Tour de France: Pogacar leaves the field behind on the Tourmalet and claims the yellow jersey
With a devastating attack on the legendary Col du Tourmalet and a descent at breakneck speed, the UAE Team Emirates world champion crossed the finish line alone, 2’40” ahead of the Dane Vingegaard
Et voilà. A fine bow at the finish line and a fond farewell to the peloton. What can we say? We’re lost for words. After just six stages, on the gruelling Pyrenean stage over the Tourmalet, Tadej Pogacar has dominated the Tour de France. He wins the stage, leaves his rival Vingegaard (+2’38”) and reclaims the yellow jersey, which had belonged for a single day to the Norwegian Traeen, who was swept aside by the Slovenian whirlwind that, yet again, has turned cycling’s old theories on their head.
Some might object: hold on, the Tour is still a long way off; there are 15 stages to go, and there’s still the time trial in Bergerac, not to mention the Massif Central and the Alps, with the Galibier and Alpe d’Huez to be tackled twice. Isn’t it a bit too early to make such a definitive judgement?
No, it isn’t. In different times, in a different world of cycling and with different protagonists, caution would have been the order of the day. With Pogacar – a champion who shatters every tactic and every hierarchy – one simply has to acknowledge that the Slovenian belongs in a league of his own. We’ve given him all sorts of nicknames: giant, Martian, alien, phenomenon, cannibal. These labels, now overused in sporting hyperbole, don’t quite do him justice. Even the comparison with the champion of champions, Eddy Merckx – the great ‘cannibal’ of the 1960s and 1970s – sounds outdated, definitively surpassed by Pogacar’s unbridled ambition. Tadej is never satisfied. He constantly raises the bar, attempting to challenge the unknown with attacks which, in a different era of cycling, would have been deemed senseless, defying all logic.
But with Pogacar, on his 23rd Tour victory, such talk doesn’t hold water. The word ‘caution’ is banished from his vocabulary. This time, alongside his team-mate Isaac Del Toro, he broke away some 43 kilometres from the finish line, right on the Tourmalet climb, 4.5 kilometres from the summit.
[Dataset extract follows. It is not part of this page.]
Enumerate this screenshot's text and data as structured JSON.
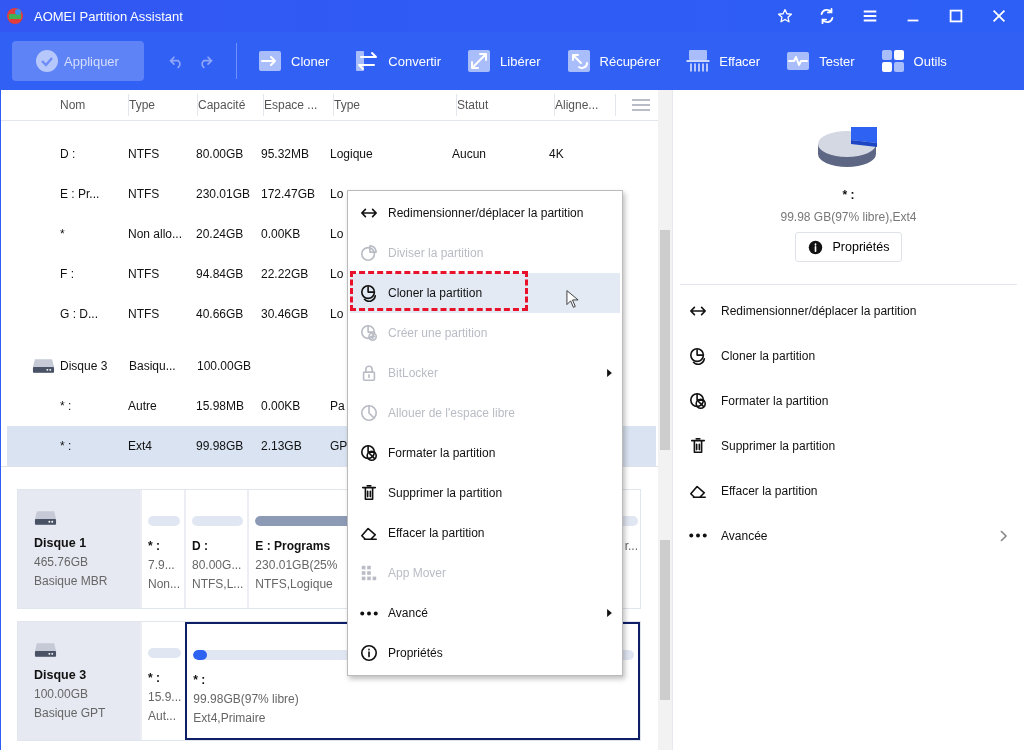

In an instant, he threw the entire peloton of the favourites into disarray, as if a fierce wind had lashed the Tour’s legendary mountain.
Vingegaard, looking pale and with an unsettling grimace, began to lose seconds. But his collapse came after the top of the climb, first on the descent and then on the final climb to Gavarnie Gedre (18.7 km at 4%). The gap, initially 30 seconds, widened bend after bend, reaching over two and a half minutes.